Image credit. Continued from John Gray's Liberalism (2) |
In assessing traces of liberalism in Ancient Greece, John Gray seems to argue that Benjamin Constant's distinction between ancient and modern freedom is basically sound, at least, to the extent that freedom in Greece was not thought of as an institution to protect personal autonomy, but as a dimension of civic virtue, or in Jerry Miller's terms: civic republicanism. A citizen's freedom entitled him to a voice in collective decision-making. But this right was an expedient furthering a man's ability to serve his polis and the conditions of its thriving: self-rule and the absence of external control.
As I write here:
Freedom is serving the community, freedom is assuming a role, fitting into the community so as to preserve its capacity for harmony.
It is striking that (a truncated, young shoot of) freedom and (widening) political participation emerge as twins. However fragile and short-lived, the ancient Greeks have experimental encounters with the presumably benign effects of open and vivid debate on a community's chances of survival. Ancient freedom is directed at improving the breadth of information from which to draw strategies to strengthen the polis.
Recognising, or at least testing, the usefulness of broad-based deliberation seems to have spearheaded further social hypotheses such as the universal equality of men, and even conjectures relating to the advantages of individual freedom - "germs of liberal ideas among the ancients." (p. 3) Also consider Freedom and Ancient Greece.
Gray quotes G.B. Kerferd:
"The importance of this doctrine of Protagaras [= Protagoras, IGTU] (of political equality) in the history of political thought can hardly be exaggerated [...] Protagaras produced for the first time in human history a theoretical basis for participatory democracy" - the basis being Protagaras' doctrine that all men have a share (though not the same share) in justice. (p. 4)
These attempts at liberty remain germs, though.
In the works of Plato and Aristotle, we find, not the further development of the liberal outlook ... but instead a reaction against it - an emasculation of Greek liberalism., or a counter-revolution against the open society of Periclean Athens.
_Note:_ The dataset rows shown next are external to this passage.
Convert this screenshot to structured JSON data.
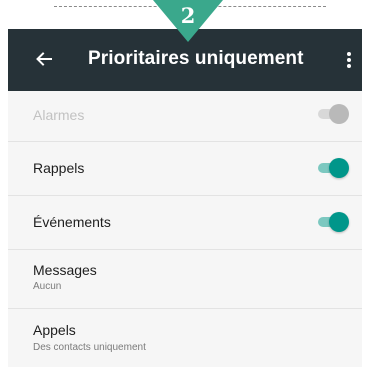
{
  "step_marker": {
    "number": "2",
    "color": "#3aa88c"
  },
  "appbar": {
    "back_icon": "arrow-left-icon",
    "title": "Prioritaires uniquement",
    "menu_icon": "more-vert-icon",
    "background": "#263238"
  },
  "settings": [
    {
      "label": "Alarmes",
      "toggle": "on",
      "enabled": false
    },
    {
      "label": "Rappels",
      "toggle": "on",
      "enabled": true
    },
    {
      "label": "Événements",
      "toggle": "on",
      "enabled": true
    },
    {
      "label": "Messages",
      "value": "Aucun"
    },
    {
      "label": "Appels",
      "value": "Des contacts uniquement"
    }
  ],
  "accent_color": "#00968a"
}
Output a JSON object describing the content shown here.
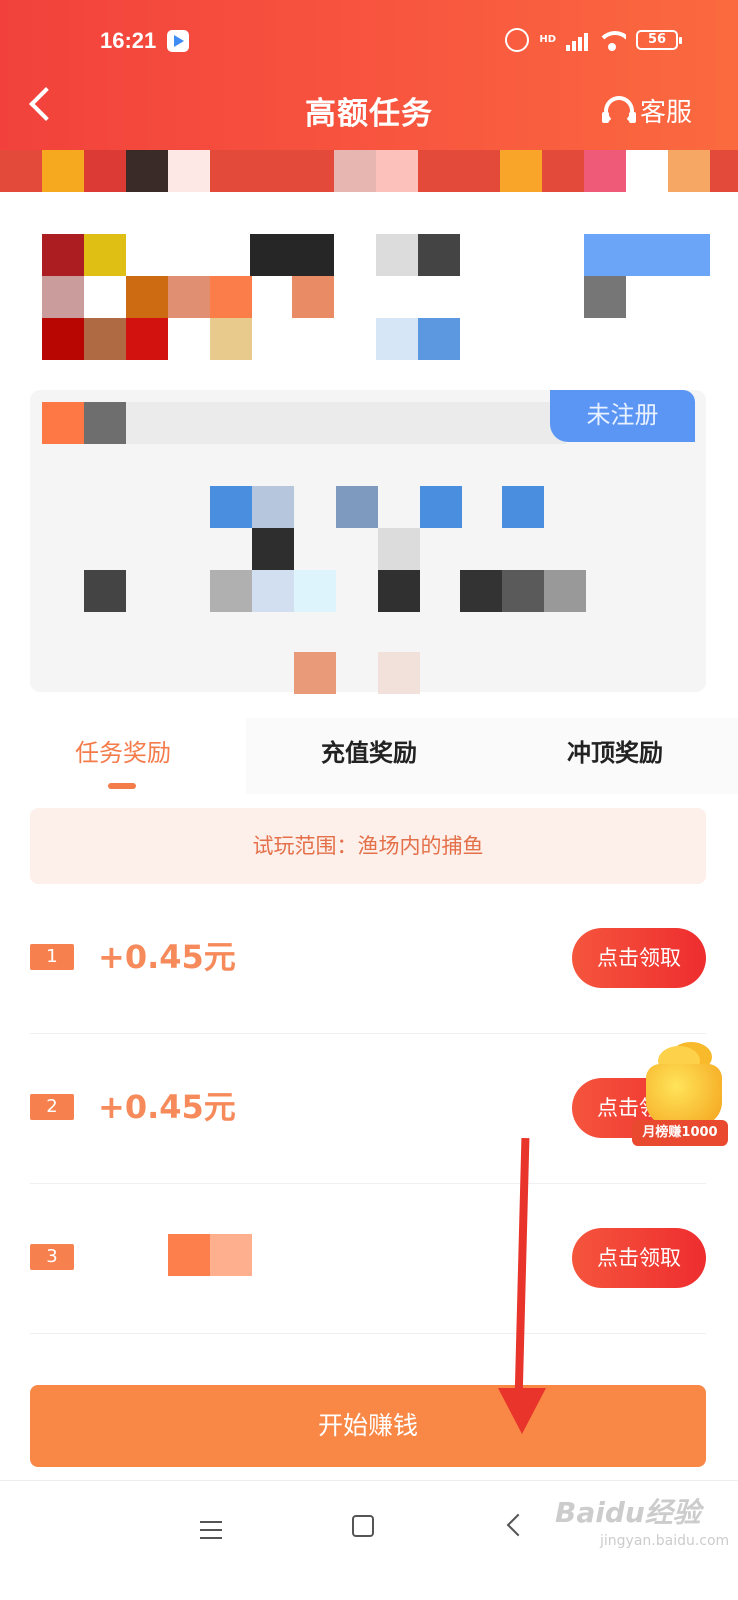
{
  "status_bar": {
    "time": "16:21",
    "network": "HD",
    "battery": "56"
  },
  "nav": {
    "title": "高额任务",
    "service_label": "客服"
  },
  "account": {
    "status_badge": "未注册"
  },
  "tabs": [
    {
      "label": "任务奖励",
      "active": true
    },
    {
      "label": "充值奖励",
      "active": false
    },
    {
      "label": "冲顶奖励",
      "active": false
    }
  ],
  "scope_notice": "试玩范围：渔场内的捕鱼",
  "tasks": [
    {
      "index": "1",
      "reward": "+0.45元",
      "action": "点击领取"
    },
    {
      "index": "2",
      "reward": "+0.45元",
      "action": "点击领取"
    },
    {
      "index": "3",
      "reward": "",
      "action": "点击领取"
    }
  ],
  "promo": {
    "label": "月榜赚1000"
  },
  "start_button": "开始赚钱",
  "watermark": {
    "brand": "Baidu经验",
    "url": "jingyan.baidu.com"
  },
  "colors": {
    "header": "#f2413c",
    "accent": "#f47b4a",
    "claim": "#ee2d2f",
    "start": "#f98847",
    "annotation": "#e8342a"
  }
}
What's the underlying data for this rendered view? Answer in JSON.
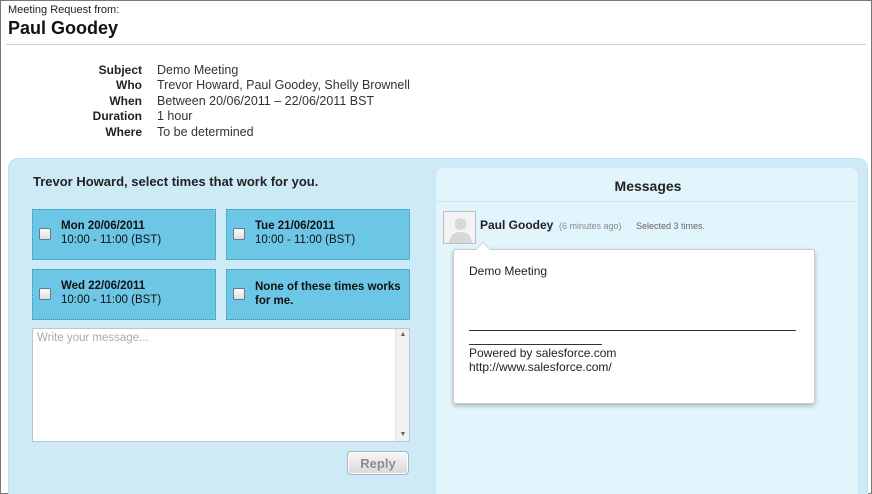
{
  "header": {
    "label": "Meeting Request from:",
    "organizer": "Paul Goodey"
  },
  "details": [
    {
      "label": "Subject",
      "value": "Demo Meeting"
    },
    {
      "label": "Who",
      "value": "Trevor Howard, Paul Goodey, Shelly Brownell"
    },
    {
      "label": "When",
      "value": "Between 20/06/2011 – 22/06/2011 BST"
    },
    {
      "label": "Duration",
      "value": "1 hour"
    },
    {
      "label": "Where",
      "value": "To be determined"
    }
  ],
  "selection": {
    "title": "Trevor Howard, select times that work for you.",
    "slots": [
      {
        "day": "Mon 20/06/2011",
        "time": "10:00 - 11:00 (BST)"
      },
      {
        "day": "Tue 21/06/2011",
        "time": "10:00 - 11:00 (BST)"
      },
      {
        "day": "Wed 22/06/2011",
        "time": "10:00 - 11:00 (BST)"
      },
      {
        "day": "None of these times works for me.",
        "time": ""
      }
    ],
    "message_placeholder": "Write your message...",
    "reply_label": "Reply"
  },
  "messages": {
    "title": "Messages",
    "items": [
      {
        "author": "Paul Goodey",
        "time": "(6 minutes ago)",
        "status": "Selected 3 times.",
        "body_subject": "Demo Meeting",
        "powered_by": "Powered by salesforce.com",
        "url": "http://www.salesforce.com/"
      }
    ]
  },
  "icons": {
    "avatar": "user-silhouette-icon",
    "scroll_up": "scroll-up-arrow-icon",
    "scroll_down": "scroll-down-arrow-icon"
  },
  "colors": {
    "panel_bg": "#cfeaf7",
    "slot_bg": "#6cc6e6",
    "messages_bg": "#e2f4fc"
  }
}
In the works of Plato and his disciple, Aristotle, the sceptical and empirical outlook of the Sophists and of Democritus is replaced by a species of metaphysical rationalism, and the ethics of freedom and equality are repudiated, radically by Plato and more moderately, but no less consistently, by Aristotle. (p. 4 and 5)
Elements of freedom reappear in ancient Rome:
Among the Romans, the Laws of the Twelve Tables ... embodied important guarantees of individual freedom. The first of the public laws they contain enjoins that 'no privileges or statutes shall be enacted in favour of private persons, to the injury of others contrary to the law common to all citizens and which individuals, no matter of what rank, have a right to make use of'. It was on this basis that there grew up in Rome a highly developed and in many ways strongly individualist private law. This individualist legal tradition decayed in later times, especially under the rule of Justinian and Constantine, but it was influential in modern times through the medium of the Latin Renaissance of the seventeenth century. (p. 6)
And finally John Gray has this to say of Christianity:
[T]he moral inheritance of Christianity to the medieval and early modern periods was complex and even contradictory. While Christianity indeed brought an end to the ancient tradition of freedom of enquiry and comparative religious toleration, at the same time it transmitted to us the universalist and individualist outlook found in several of the religious and philosophical movements of the later Roman period. (p. 7 and 8)The fate of freedom among the ancients reaffirms later experiences that show that freedom widens its territory concentrically; she is capable of adhering to certain groups and strata of society while not affecting other parts of the population (as in slavery-based Greek and Rome, the Britain of the barons or during the early days of the USA). Freedom is divisible; she is perfectly capable of thriving among the select few.
What were the barriers to liberty's ultimate breakthrough in Greece and Rome, why was she eventually repelled, and under what kind of conditions does she become "ineradicable"? In a word: do the stages of budding liberty tell us more about the conditions of her viability?